At the same time: My faith holds onto the hope that total fulfillment really exists. Our pain is unbearably awful, but it actually points to our desire for a healing of everything that has ever fallen apart. The inverse irony of pain is that when we’re hurting, it conveys a contrast to a very real wholeness. It’s why pain hurts. Pain tells us that something is terribly wrong and we know it ought to be put right.
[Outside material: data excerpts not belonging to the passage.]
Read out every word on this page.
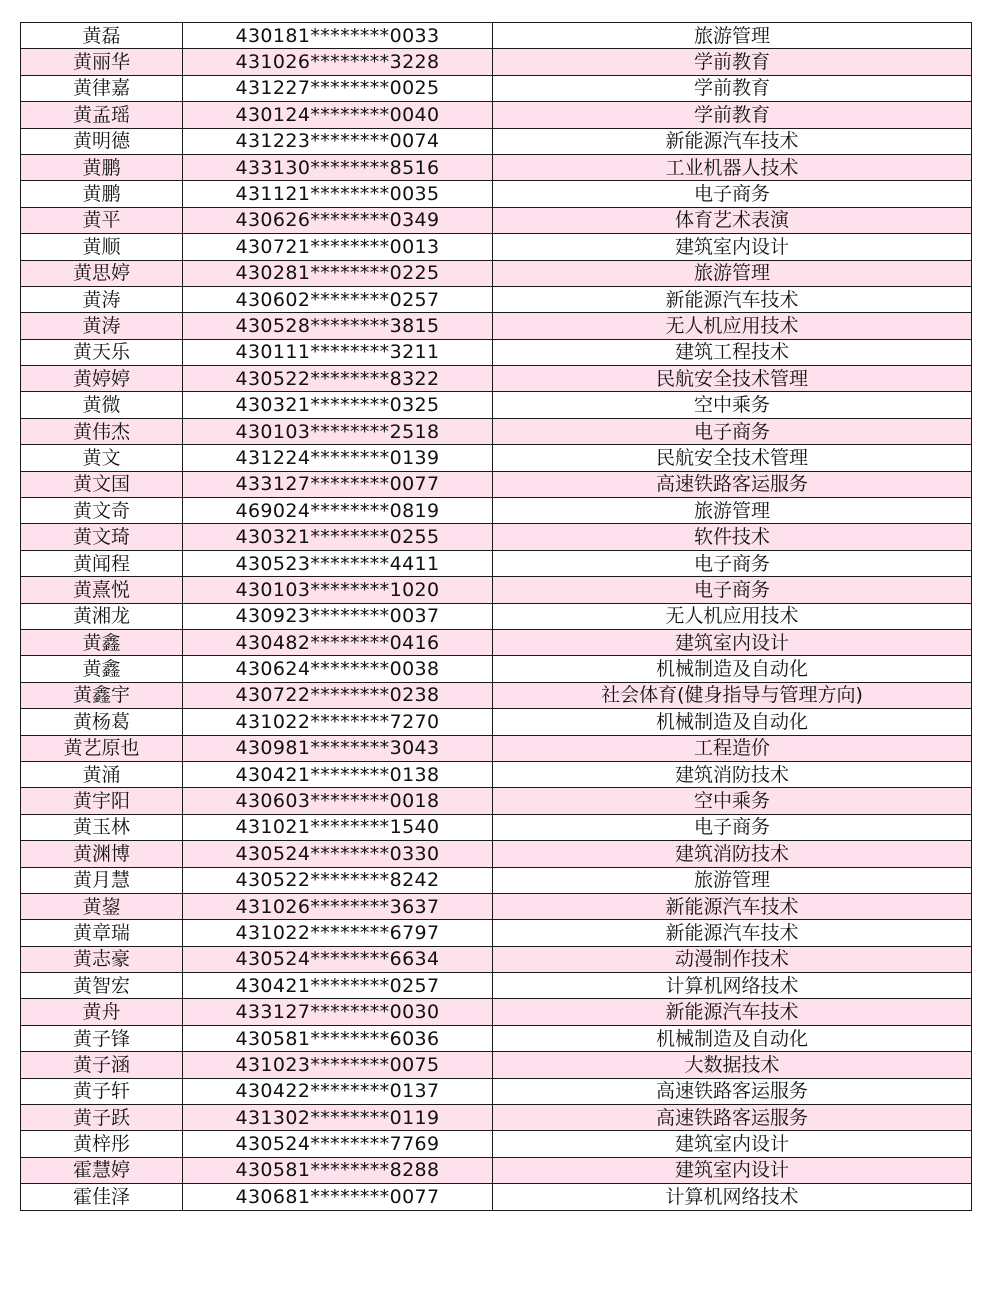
黄磊	430181********0033	旅游管理
黄丽华	431026********3228	学前教育
黄律嘉	431227********0025	学前教育
黄孟瑶	430124********0040	学前教育
黄明德	431223********0074	新能源汽车技术
黄鹏	433130********8516	工业机器人技术
黄鹏	431121********0035	电子商务
黄平	430626********0349	体育艺术表演
黄顺	430721********0013	建筑室内设计
黄思婷	430281********0225	旅游管理
黄涛	430602********0257	新能源汽车技术
黄涛	430528********3815	无人机应用技术
黄天乐	430111********3211	建筑工程技术
黄婷婷	430522********8322	民航安全技术管理
黄微	430321********0325	空中乘务
黄伟杰	430103********2518	电子商务
黄文	431224********0139	民航安全技术管理
黄文国	433127********0077	高速铁路客运服务
黄文奇	469024********0819	旅游管理
黄文琦	430321********0255	软件技术
黄闻程	430523********4411	电子商务
黄熹悦	430103********1020	电子商务
黄湘龙	430923********0037	无人机应用技术
黄鑫	430482********0416	建筑室内设计
黄鑫	430624********0038	机械制造及自动化
黄鑫宇	430722********0238	社会体育(健身指导与管理方向)
黄杨葛	431022********7270	机械制造及自动化
黄艺原也	430981********3043	工程造价
黄涌	430421********0138	建筑消防技术
黄宇阳	430603********0018	空中乘务
黄玉林	431021********1540	电子商务
黄渊博	430524********0330	建筑消防技术
黄月慧	430522********8242	旅游管理
黄鋆	431026********3637	新能源汽车技术
黄章瑞	431022********6797	新能源汽车技术
黄志豪	430524********6634	动漫制作技术
黄智宏	430421********0257	计算机网络技术
黄舟	433127********0030	新能源汽车技术
黄子锋	430581********6036	机械制造及自动化
黄子涵	431023********0075	大数据技术
黄子轩	430422********0137	高速铁路客运服务
黄子跃	431302********0119	高速铁路客运服务
黄梓彤	430524********7769	建筑室内设计
霍慧婷	430581********8288	建筑室内设计
霍佳泽	430681********0077	计算机网络技术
Or as C.S. Lewis said, “Nothing is yet in its true form.” The very reality of suffering points to our need for an ultimate comfort and justice: for God Himself.

This means there is some perfect song on the other side of the door; a light at the end of the tunnel that fills the tunnel; a beauty that doesn’t explain our pain, but is stronger and louder and bigger than all that has happened to us. We know this because we know bad notes, we know the darkness of a tunnel, we know the scars of marred beauty. Christianity says that the only real beauty is the infinitely satisfying perfection of God, who is the only being in existence that fulfills every longing we’ve ever had for truth and beauty and wholeness.

But I believe that Christianity fulfills us not only by perfection, but also by descending. Christianity says that God became one of us, out of solidarity, to suffer with us, not as a mere deity in an abstract palace, but a flesh-dwelling person in a sand-swept desert, so that, though God is so above us, He knows what it’s like to be one of us. The Christian believes in a God who wept and bled and suffered, an infinite God who infinitely compensated for our hurt, thereby cosmically answering for our afflictions and fulfilling the deep need to be heard and known at our very worst.

This must mean that God is just as mad at suffering as we are. God must be grieving with us, too. And in fact, my Christian faith tells me that because God is mad at our pain and still perfect, we’re also allowed to be as mad as He is at the very same things.

Maybe there’s an intellectually satisfying answer why we’re suffering: but what I want is someone who relates instead of debates. This is why we get flustered when someone connects the dots on our tragedies. It’s better they get with me in the trenches.

This means my job is not to solve for the other person’s pain. It’s not to bring diagrams and flowcharts. It’s to sit inside the uncertainty and anxiety of suffering and to shout against the dark, until we have shouted ourselves out. This is when God can begin to show up at all, for at our rock-bottom, He is already there.